Le sourire de Nelly s'efface légèrement alors qu'elle rejoint son père, l'estomac soudain noué. Bertrand n'appelle jamais sans raison. Il a cette façon de contrôler l'espace, même à distance, et Nelly sait que chaque conversation avec lui sera chargée de sous-entendus et de reproches déguisés. Elle attrape le combiné, se retrouvant dans le couloir, debout devant l'appareil mural. Comme toujours, Bertrand prend toute la place, même en l'absence.

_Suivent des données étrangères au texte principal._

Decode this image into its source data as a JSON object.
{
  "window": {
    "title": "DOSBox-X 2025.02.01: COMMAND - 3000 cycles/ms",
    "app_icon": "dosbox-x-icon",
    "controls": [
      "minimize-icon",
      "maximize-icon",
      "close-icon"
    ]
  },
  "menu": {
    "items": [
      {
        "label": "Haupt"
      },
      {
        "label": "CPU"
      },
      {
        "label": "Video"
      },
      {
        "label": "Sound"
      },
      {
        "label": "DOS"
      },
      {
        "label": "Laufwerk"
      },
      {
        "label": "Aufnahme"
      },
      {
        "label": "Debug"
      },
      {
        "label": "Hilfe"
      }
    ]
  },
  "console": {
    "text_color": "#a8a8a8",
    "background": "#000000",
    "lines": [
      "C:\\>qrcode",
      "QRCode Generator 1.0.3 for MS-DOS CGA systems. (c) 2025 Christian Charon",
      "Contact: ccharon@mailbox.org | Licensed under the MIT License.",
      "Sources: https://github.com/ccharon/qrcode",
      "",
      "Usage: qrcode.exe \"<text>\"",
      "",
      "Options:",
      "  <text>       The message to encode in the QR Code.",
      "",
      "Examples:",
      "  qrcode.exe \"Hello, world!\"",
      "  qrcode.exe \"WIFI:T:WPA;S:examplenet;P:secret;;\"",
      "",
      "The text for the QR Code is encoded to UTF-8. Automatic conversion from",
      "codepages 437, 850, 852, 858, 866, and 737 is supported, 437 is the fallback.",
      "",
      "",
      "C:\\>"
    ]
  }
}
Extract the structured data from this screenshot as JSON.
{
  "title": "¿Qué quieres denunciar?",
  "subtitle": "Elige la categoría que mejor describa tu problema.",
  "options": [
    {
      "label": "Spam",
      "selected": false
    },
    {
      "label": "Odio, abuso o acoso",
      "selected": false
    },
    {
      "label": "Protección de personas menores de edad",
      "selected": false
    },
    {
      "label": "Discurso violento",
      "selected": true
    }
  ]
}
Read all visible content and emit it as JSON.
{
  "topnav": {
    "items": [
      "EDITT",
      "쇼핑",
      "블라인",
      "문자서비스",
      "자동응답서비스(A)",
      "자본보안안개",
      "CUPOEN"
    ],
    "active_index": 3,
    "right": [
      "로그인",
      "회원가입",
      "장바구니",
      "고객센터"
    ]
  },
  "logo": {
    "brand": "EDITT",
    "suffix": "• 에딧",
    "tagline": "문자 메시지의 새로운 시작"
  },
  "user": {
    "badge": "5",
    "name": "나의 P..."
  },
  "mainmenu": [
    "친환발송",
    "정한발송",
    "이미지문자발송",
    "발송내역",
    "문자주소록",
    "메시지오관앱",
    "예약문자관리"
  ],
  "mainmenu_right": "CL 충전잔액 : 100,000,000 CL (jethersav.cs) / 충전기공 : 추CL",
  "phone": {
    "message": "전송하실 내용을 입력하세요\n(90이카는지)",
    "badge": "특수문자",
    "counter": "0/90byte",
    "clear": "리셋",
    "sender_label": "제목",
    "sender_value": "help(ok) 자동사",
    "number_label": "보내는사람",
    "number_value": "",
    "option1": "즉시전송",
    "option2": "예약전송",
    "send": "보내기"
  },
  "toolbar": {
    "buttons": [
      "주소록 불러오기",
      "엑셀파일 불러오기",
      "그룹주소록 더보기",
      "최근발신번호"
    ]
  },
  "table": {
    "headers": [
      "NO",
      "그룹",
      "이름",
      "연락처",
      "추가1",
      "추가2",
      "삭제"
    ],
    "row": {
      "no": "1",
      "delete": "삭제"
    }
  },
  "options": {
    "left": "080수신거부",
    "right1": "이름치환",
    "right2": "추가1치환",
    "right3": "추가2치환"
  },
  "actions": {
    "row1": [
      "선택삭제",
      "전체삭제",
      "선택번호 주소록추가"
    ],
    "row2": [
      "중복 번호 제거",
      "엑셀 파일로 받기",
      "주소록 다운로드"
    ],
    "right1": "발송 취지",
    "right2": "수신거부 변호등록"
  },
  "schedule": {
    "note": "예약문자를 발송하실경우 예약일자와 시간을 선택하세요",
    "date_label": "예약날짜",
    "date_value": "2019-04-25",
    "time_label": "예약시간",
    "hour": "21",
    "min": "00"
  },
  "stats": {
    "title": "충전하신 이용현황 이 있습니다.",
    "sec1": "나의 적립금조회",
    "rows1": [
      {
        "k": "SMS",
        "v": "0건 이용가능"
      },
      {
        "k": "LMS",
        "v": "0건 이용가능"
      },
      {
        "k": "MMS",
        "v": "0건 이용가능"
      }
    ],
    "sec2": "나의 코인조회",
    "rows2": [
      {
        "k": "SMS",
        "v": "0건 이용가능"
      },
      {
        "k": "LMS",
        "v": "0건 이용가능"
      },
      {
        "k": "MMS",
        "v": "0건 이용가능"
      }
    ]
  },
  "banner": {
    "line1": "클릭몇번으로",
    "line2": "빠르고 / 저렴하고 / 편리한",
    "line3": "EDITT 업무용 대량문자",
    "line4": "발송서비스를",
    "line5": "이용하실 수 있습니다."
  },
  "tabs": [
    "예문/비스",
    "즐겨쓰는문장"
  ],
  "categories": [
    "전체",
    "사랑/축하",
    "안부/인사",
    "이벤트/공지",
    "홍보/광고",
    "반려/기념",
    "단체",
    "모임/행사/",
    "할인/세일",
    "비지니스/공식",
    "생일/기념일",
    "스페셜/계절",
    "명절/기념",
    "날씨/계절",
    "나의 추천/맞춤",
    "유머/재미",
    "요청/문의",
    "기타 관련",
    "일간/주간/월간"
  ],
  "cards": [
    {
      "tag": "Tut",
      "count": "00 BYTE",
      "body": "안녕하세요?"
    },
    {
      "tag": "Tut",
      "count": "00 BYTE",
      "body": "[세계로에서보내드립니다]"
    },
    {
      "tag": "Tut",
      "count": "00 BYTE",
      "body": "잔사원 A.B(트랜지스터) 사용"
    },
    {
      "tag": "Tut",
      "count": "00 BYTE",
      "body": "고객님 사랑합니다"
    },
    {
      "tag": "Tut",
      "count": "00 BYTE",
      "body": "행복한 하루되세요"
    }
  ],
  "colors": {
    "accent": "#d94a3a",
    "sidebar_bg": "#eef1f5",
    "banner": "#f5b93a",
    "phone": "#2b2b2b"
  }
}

— Oui, mon chéri ? répond-t-elle d'une voix douce, presque prudente.

— Tu es où ?

Le ton sec et accusateur de Bertrand fait tressaillir Nelly. Elle fronce les sourcils, déconcertée.

— Euh... tu appelles chez mon père, donc je... commence-t-elle doucement.

— Oui, bon, ça va ! l'interrompt-t-il avec impatience. Je voulais dire : tu fais quoi ?

Il parle avec une lassitude dramatique, comme si sa question était évidente et que sa réponse l'agace déjà. Nelly sent la nervosité monter en elle, essayant de ne pas se laisser affecter.

— Je finis de dîner. Maddy est là aussi, explique-t-elle, espérant éviter un quelconque conflit.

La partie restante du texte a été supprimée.